8. In the action against the corporation, the error in receiving the “verdicts” with leave reserved, upon which the judge subsequently entered verdicts for the defendant, did not affect the result since, in any event, verdicts ought to have been directed for the defendant at the close of the evidence. There was no evidence whatever that Finley was operating the plane of the corporate defendant as its agent, or in its behalf, or otherwise than for his own benefit as the hirer of it. The plaintiff contends that G. L. (Ter. Ed.) c. 231, § 85A, applies so that registration in the name of the corporate defendant was “prima facie evidence that it was then being operated by and under the control of a person for whose conduct the defendant was legally responsible.” But this statute applies only to actions “arising out of an 'accident or collision in which a motor vehicle was involved,” and in our view an airplane is not a “motor vehicle” within the meaning of this section. No doubt in a sense an airplane is a vehicle, and it contains a motor, but the words “motor vehicle” had been defined in our statutes as early as 1902 in terms referring only to surface vehicles. St. 1902, c. 315, § 4. A similar definition has remained continuously upon the statute book since St. 1909, c. 534, § 1. See now G. L. (Ter. Ed.) c. 90, § 1, as amended. Registration of aircraft was required by St. 1913, c. 663, § 2. Provisions relating to aircraft have always been separate from those relating to surface vehicles, and when definitions were introduced into the laws relating to aeronautics, a definition of the word aircraft was included. St. 1928, c. 388, § 1. See now G. L. (Ter. Ed.) c. 90, § 35, as appearing in St. 1946, c. 507. In our opinion, when what is now G. L. (Ter. Ed.) *108c. 231, § 85A, was first enacted by St. 1928, c. 317, § 1, the words motor vehicle had both in statutory and in common usage become so fully identified with surface vehicles that if the Legislature had intended to include aircraft it would have mentioned them specifically, as was done, for example, in St. 1923, c. 370. McBoyle v. United States, 283 U. S. 25. See Fleming v. Spracklin, 64 D. L. R. 382.

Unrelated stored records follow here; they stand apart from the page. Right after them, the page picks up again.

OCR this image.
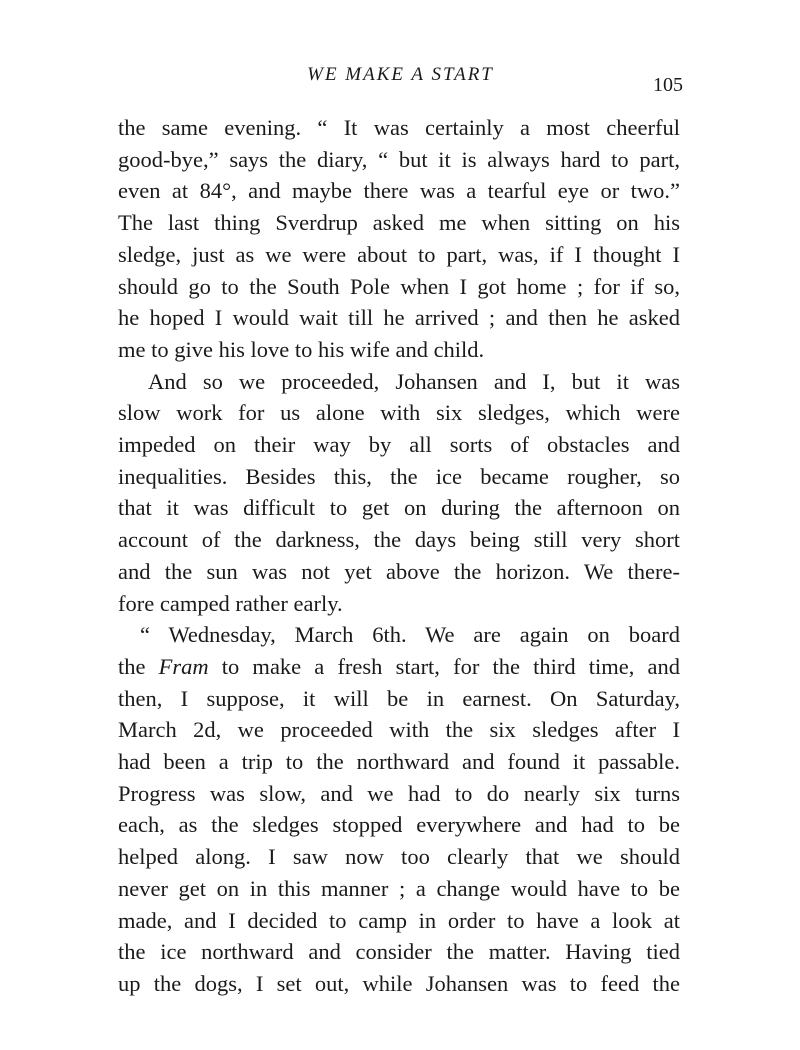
WE MAKE A START	105

the same evening. “ It was certainly a most cheerful
good-bye,” says the diary, “ but it is always hard to part,
even at 84°, and maybe there was a tearful eye or two.”
The last thing Sverdrup asked me when sitting on his
sledge, just as we were about to part, was, if I thought I
should go to the South Pole when I got home ; for if so,
he hoped I would wait till he arrived ; and then he asked
me to give his love to his wife and child.

And so we proceeded, Johansen and I, but it was
slow work for us alone with six sledges, which were
impeded on their way by all sorts of obstacles and
inequalities. Besides this, the ice became rougher, so
that it was difficult to get on during the afternoon on
account of the darkness, the days being still very short
and the sun was not yet above the horizon. We there-
fore camped rather early.

“ Wednesday, March 6th. We are again on board
the Fram to make a fresh start, for the third time, and
then, I suppose, it will be in earnest. On Saturday,
March 2d, we proceeded with the six sledges after I
had been a trip to the northward and found it passable.
Progress was slow, and we had to do nearly six turns
each, as the sledges stopped everywhere and had to be
helped along. I saw now too clearly that we should
never get on in this manner ; a change would have to be
made, and I decided to camp in order to have a look at
the ice northward and consider the matter. Having tied
up the dogs, I set out, while Johansen was to feed the
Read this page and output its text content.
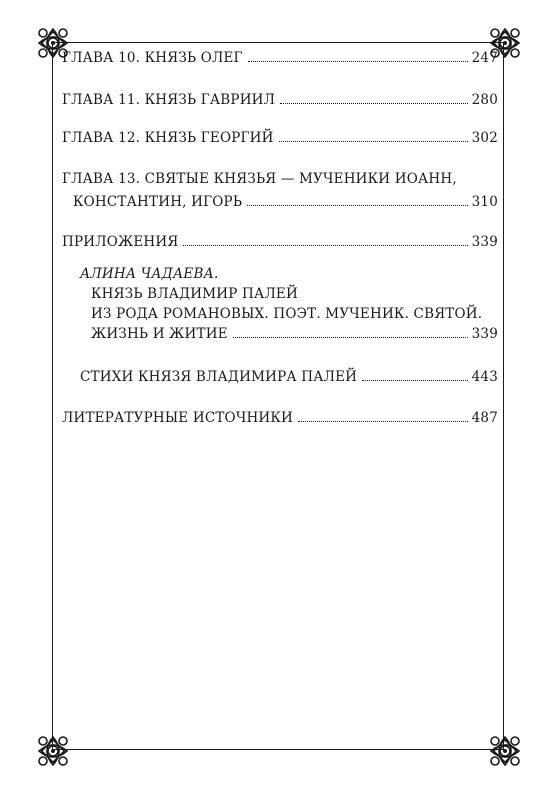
ГЛАВА 10. КНЯЗЬ ОЛЕГ	247
ГЛАВА 11. КНЯЗЬ ГАВРИИЛ	280
ГЛАВА 12. КНЯЗЬ ГЕОРГИЙ	302
ГЛАВА 13. СВЯТЫЕ КНЯЗЬЯ — МУЧЕНИКИ ИОАНН,
КОНСТАНТИН, ИГОРЬ	310
ПРИЛОЖЕНИЯ	339
АЛИНА ЧАДАЕВА.
КНЯЗЬ ВЛАДИМИР ПАЛЕЙ
ИЗ РОДА РОМАНОВЫХ. ПОЭТ. МУЧЕНИК. СВЯТОЙ.
ЖИЗНЬ И ЖИТИЕ	339
СТИХИ КНЯЗЯ ВЛАДИМИРА ПАЛЕЙ	443
ЛИТЕРАТУРНЫЕ ИСТОЧНИКИ	487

9. There was no error in the denial of the plaintiff’s motion, filed after trial, to amend his declaration against the corporate defendant in such a manner as to shift the alleged ground of liability. At best the allowance of such an amendment was discretionary, and in our opinion there was no evidence to support the new ground which the plaintiff sought to set up.

We have dealt with all exceptions which it is necessary to deal with in reaching the present decision and also with such questions as seem likely to arise at a second trial.

In the action of Rich v. Finley the defendant’s exceptions are sustained.

In the action of Rich v. Standard Air Service, Inc., the plaintiff’s exceptions are overruled, and in accordance with a statement in the defendant’s brief in that case that its exceptions are to be waived if the plaintiff’s exceptions are overruled, the defendant’s exceptions are treated as waived, and are dismissed. Judgment is to be entered for the defendant. So ordered.